Sahtecilik Yöntemleri ve Amaçları
Yazma eserlerde sahtecilik, birçok farklı yöntemle uygulanmıştır. Bunların başında tarihler ve temellük kayıtlarının tahrif edilmesi gelmektedir. Özellikle büyük hattatlara ait yazma eserlerde, rivayet icazetleri ve forma imzalarının değiştirilmesi ya da eserin cilt sayısına dair yanlış bilgilerin eklenmesi gibi yöntemler yaygındır. Kimi zaman sahtecilik, metinlerin yanlış isimlere atfedilmesi şeklinde de karşımıza çıkmaktadır.

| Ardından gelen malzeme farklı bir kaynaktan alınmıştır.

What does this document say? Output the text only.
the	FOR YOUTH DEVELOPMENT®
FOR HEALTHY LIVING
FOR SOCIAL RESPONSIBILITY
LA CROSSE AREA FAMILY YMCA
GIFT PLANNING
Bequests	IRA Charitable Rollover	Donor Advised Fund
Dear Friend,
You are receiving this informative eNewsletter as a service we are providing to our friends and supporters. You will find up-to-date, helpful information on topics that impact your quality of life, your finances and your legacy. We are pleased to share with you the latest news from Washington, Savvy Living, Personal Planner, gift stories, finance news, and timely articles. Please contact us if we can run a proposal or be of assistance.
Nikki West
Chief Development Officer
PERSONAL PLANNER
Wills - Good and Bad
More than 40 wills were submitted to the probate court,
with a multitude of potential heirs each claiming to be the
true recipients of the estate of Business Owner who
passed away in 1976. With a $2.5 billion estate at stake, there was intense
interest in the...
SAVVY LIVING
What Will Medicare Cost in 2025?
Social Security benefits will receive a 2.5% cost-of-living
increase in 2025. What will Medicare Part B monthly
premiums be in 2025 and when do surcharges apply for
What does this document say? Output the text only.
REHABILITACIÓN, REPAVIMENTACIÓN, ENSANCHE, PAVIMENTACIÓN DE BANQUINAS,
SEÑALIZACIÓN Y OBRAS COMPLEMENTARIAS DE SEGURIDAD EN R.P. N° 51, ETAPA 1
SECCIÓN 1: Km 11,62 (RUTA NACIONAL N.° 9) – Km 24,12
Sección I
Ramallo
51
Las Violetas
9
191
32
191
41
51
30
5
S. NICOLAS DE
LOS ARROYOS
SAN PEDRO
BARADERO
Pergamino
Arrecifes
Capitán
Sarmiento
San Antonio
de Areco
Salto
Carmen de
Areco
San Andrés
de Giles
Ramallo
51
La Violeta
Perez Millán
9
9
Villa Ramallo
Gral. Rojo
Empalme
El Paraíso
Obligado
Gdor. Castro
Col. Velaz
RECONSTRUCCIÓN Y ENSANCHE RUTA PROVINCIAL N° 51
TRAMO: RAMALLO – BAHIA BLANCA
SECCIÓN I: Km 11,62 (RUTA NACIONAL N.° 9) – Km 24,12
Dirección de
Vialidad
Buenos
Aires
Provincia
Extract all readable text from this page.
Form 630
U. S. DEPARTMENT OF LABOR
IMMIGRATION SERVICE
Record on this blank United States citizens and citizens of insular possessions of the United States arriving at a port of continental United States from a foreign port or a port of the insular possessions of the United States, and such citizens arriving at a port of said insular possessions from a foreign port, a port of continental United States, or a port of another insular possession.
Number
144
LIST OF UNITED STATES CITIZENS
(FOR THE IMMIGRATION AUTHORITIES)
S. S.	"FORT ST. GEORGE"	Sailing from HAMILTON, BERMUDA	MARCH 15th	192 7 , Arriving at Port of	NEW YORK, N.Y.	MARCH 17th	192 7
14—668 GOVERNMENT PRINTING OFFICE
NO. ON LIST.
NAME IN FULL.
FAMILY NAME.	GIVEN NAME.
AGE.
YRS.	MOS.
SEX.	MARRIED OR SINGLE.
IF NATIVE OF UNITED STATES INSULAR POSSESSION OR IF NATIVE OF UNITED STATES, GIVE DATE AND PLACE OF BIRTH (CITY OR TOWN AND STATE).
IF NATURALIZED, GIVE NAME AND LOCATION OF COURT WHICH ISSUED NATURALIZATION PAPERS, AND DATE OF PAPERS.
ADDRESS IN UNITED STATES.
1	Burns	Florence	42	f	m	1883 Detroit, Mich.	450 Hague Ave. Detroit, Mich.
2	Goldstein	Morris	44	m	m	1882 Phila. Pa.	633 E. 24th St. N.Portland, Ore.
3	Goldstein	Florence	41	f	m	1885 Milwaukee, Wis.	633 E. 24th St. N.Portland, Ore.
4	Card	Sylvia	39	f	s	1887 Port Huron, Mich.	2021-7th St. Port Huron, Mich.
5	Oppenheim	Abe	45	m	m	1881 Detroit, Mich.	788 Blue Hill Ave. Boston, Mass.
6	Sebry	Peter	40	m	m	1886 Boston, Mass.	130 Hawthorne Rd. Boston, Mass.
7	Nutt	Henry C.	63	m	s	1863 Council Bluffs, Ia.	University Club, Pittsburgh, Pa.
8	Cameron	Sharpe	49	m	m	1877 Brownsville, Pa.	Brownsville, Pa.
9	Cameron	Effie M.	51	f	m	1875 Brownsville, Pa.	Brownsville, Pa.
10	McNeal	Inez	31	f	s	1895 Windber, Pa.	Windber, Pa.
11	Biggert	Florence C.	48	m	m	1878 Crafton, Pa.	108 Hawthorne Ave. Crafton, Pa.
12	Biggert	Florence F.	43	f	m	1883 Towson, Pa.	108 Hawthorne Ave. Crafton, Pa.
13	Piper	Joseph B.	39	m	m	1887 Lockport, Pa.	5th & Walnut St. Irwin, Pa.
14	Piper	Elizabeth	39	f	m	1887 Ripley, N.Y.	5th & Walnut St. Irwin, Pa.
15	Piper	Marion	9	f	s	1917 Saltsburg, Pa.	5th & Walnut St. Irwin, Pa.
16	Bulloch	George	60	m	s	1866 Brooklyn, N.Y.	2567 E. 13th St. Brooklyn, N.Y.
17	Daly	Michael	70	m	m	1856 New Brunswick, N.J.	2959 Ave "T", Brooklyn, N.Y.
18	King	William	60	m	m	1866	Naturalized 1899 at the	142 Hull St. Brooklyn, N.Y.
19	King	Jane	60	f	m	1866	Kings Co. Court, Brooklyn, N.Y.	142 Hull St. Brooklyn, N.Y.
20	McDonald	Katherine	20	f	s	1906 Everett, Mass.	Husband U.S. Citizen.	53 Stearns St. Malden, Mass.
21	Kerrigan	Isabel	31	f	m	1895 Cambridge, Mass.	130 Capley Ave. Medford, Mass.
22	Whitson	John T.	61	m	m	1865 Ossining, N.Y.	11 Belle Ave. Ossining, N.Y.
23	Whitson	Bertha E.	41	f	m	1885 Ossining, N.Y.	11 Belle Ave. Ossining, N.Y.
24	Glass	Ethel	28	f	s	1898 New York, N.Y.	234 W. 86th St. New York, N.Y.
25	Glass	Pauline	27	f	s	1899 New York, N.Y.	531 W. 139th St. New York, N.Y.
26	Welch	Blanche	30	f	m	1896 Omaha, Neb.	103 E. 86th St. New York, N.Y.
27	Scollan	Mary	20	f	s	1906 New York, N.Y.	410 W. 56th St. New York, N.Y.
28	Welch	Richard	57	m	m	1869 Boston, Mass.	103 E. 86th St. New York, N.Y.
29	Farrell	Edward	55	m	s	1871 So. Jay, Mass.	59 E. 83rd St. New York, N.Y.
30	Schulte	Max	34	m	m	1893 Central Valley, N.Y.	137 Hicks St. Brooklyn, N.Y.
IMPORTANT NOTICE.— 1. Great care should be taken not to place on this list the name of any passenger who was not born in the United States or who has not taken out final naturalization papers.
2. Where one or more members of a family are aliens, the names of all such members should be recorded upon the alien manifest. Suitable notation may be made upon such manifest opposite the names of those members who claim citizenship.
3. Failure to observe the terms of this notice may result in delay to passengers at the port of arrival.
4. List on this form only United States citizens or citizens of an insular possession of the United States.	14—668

Örneğin, Gazzâlî, İbnü’l-Arabî ve Suyûtî’ye ait olmadığı halde onlara nispet edilen eserler mevcuttur.
Hat sanatında ise sahtecilik oldukça yaygındır. Özellikle İbnü’l-Bevvâb’a ve Yakut el-Musta’sımî’ye ait olduğu iddia edilen eserlerde sahte ferağ kayıtları ve tıpkıbasım yoluyla sahtecilik kullanılan yöntemlerdendir. Ayrıca, bu hattatların eserlerine duyulan hayranlık, taklit edilen eserlerin sayısında artışa yol açmıştır. Taklit ve sahtecilik arasındaki sınır, özellikle hat sanatında oldukça belirsizdir. Çünkü taklit, hattatlık eğitiminde ustaya olan saygıyı ifade eden önemli bir unsurdur. Modern sahtecilik tespit yöntemleri arasında filigran analizi, mürekkep incelemeleri ve Karbon-14 tarihleme teknikleri yer almaktadır. Bu yöntemler, yazma eserlerdeki malzemelerin dönemselliklerini ortaya koyarak sahteciliği tespit etmede önemli rol oynamaktadır.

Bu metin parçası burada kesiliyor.